NZDUSD

NZD/USD approaches 0.6000 amid generalised US Dollar weakness  

  • The New Zealand Dollar extends gains on US Dollar’s weakness, nearing 0.6000.
  • Soft US CPI data has boosted expectations of Fed cuts in September.
  • The extended trade truce between US and China provides additional support to the NZD.

The New Zealand Dollar appreciates further on Wednesday after breaching resistance at 0.5970 (July 29, August 8 highs), and the pair advances towards the 0.6000 psychological level, boosted by risk appetite and a weaker US Dollar.

Investors are celebrating the moderate US inflation figures released on Tuesday, which have cemented expectations that the Federal Reserve will opt for a rate cut in September, to support the softening labour market. Bets on a 25 bps cut next month have increased to 95%, from 85% before the USCPI release and about 50% one month ago, according to data by the CME Fed Watch tool.

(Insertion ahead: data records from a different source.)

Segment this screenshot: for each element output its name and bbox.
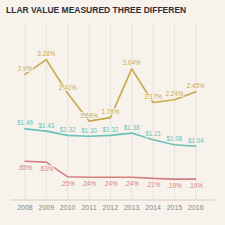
x-tick-label: 2015: [167, 204, 183, 211]
data-label: $1.08: [167, 135, 183, 142]
grid-line: [195, 24, 196, 200]
x-tick-label: 2016: [188, 204, 204, 211]
grid-line: [174, 24, 175, 200]
x-tick-label: 2014: [145, 204, 161, 211]
grid-line: [153, 24, 154, 200]
data-label: $1.32: [60, 126, 76, 133]
data-label: .19%: [167, 182, 182, 189]
data-label: $1.38: [124, 124, 140, 131]
data-label: 1.78%: [101, 108, 119, 115]
data-label: $1.30: [81, 127, 97, 134]
data-label: .19%: [189, 182, 204, 189]
data-label: $1.21: [145, 130, 161, 137]
data-label: 2.24%: [165, 90, 183, 97]
chart: LLAR VALUE MEASURED THREE DIFFEREN 2008 20…: [0, 0, 225, 225]
data-label: 2.45%: [187, 82, 205, 89]
series-line: [25, 161, 196, 179]
grid-line: [24, 24, 25, 200]
x-tick-label: 2012: [103, 204, 119, 211]
data-label: 1.69%: [80, 112, 98, 119]
x-tick-label: 2008: [17, 204, 33, 211]
data-label: $1.49: [17, 119, 33, 126]
x-tick-label: 2013: [124, 204, 140, 211]
data-label: .24%: [82, 180, 97, 187]
x-tick-label: 2010: [60, 204, 76, 211]
data-label: .63%: [39, 165, 54, 172]
x-tick-label: 2009: [39, 204, 55, 211]
data-label: .65%: [18, 164, 33, 171]
data-label: .25%: [60, 180, 75, 187]
data-label: $1.04: [188, 137, 204, 144]
data-label: $1.43: [38, 122, 54, 129]
data-label: $1.32: [102, 126, 118, 133]
series-line: [25, 60, 196, 121]
data-labels: $1.49 $1.43 $1.32 $1.30 $1.32 $1.38 $1.21 $1.08…: [17, 50, 205, 189]
x-axis-line: [10, 200, 215, 201]
data-label: 3.04%: [123, 59, 141, 66]
data-label: 2.41%: [59, 84, 77, 91]
data-label: 3.28%: [37, 50, 55, 57]
background: [0, 0, 225, 225]
data-label: .24%: [125, 180, 140, 187]
grid-line: [67, 24, 68, 200]
data-label: 2.9%: [18, 65, 33, 72]
data-label: 2.17%: [144, 93, 162, 100]
plot-area: [25, 60, 196, 180]
x-tick-label: 2011: [81, 204, 96, 211]
data-label: .21%: [146, 181, 161, 188]
grid-line: [131, 24, 132, 200]
data-label: .24%: [103, 180, 118, 187]
title: LLAR VALUE MEASURED THREE DIFFEREN: [6, 5, 186, 15]
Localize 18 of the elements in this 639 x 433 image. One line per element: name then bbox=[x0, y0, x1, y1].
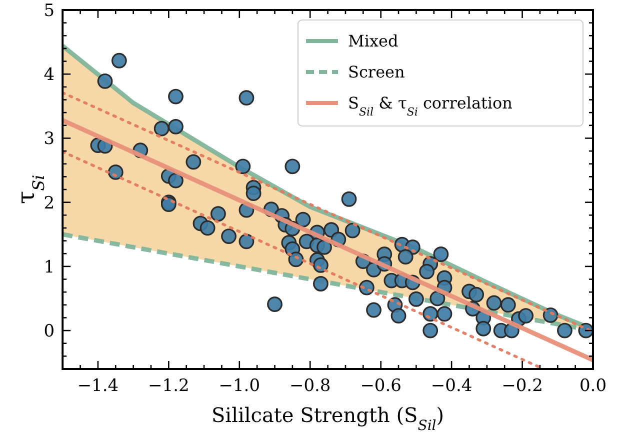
x-axis-title: Sililcate Strength (S$_{Sil}$) bbox=[211, 403, 444, 433]
y-tick-label: 5 bbox=[44, 0, 55, 21]
y-tick-label: 1 bbox=[44, 257, 55, 278]
x-tick-label: −1.0 bbox=[218, 376, 260, 396]
x-tick-label: −0.4 bbox=[430, 376, 472, 396]
x-tick-label: −0.6 bbox=[360, 376, 402, 396]
y-tick-label: 4 bbox=[44, 65, 55, 86]
y-tick-label: 0 bbox=[44, 321, 55, 342]
legend-label: Mixed bbox=[348, 32, 398, 51]
x-tick-label: −0.8 bbox=[289, 376, 331, 396]
y-tick-label: 2 bbox=[44, 193, 55, 214]
x-tick-label: −1.4 bbox=[77, 376, 119, 396]
x-tick-label: 0.0 bbox=[579, 376, 607, 396]
x-tick-label: −1.2 bbox=[148, 376, 190, 396]
legend-label: Screen bbox=[348, 62, 405, 82]
x-tick-label: −0.2 bbox=[502, 376, 543, 396]
y-tick-label: 3 bbox=[44, 129, 55, 150]
legend-label: S$_{Sil}$ & τ$_{Si}$ correlation bbox=[348, 94, 512, 118]
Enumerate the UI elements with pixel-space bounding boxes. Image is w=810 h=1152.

Moderate US inflation boosts hopes of Fed cuts

US Consumer Price Index figures for July revealed that yearly inflation remained steady at 2.7%, against market expectations of an uptick to 2.8%. The core inflation increased slightly above expectations, 3.1% against the consensus 3.0%, from 2.9% in June; these figures, however, did not dent investors’ hopes of lower interest rates.

The calendar is thin today, with only the conferences from Fed officials Austan Goolsbee and Raphael Bostic worth mentioning. Recent comments from these policymakers have been leaning to the dovish side; in that sense, they are unlikely to provide any significant support to the USD.

Regarding the Kiwi, no news is good news in this case. The US and China agreed to extend their trade truce for 90 days, easing tensions between the world’s largest economies and fuelling risk appetite further, to the benefit of China proxies like the New Zealand Dollar.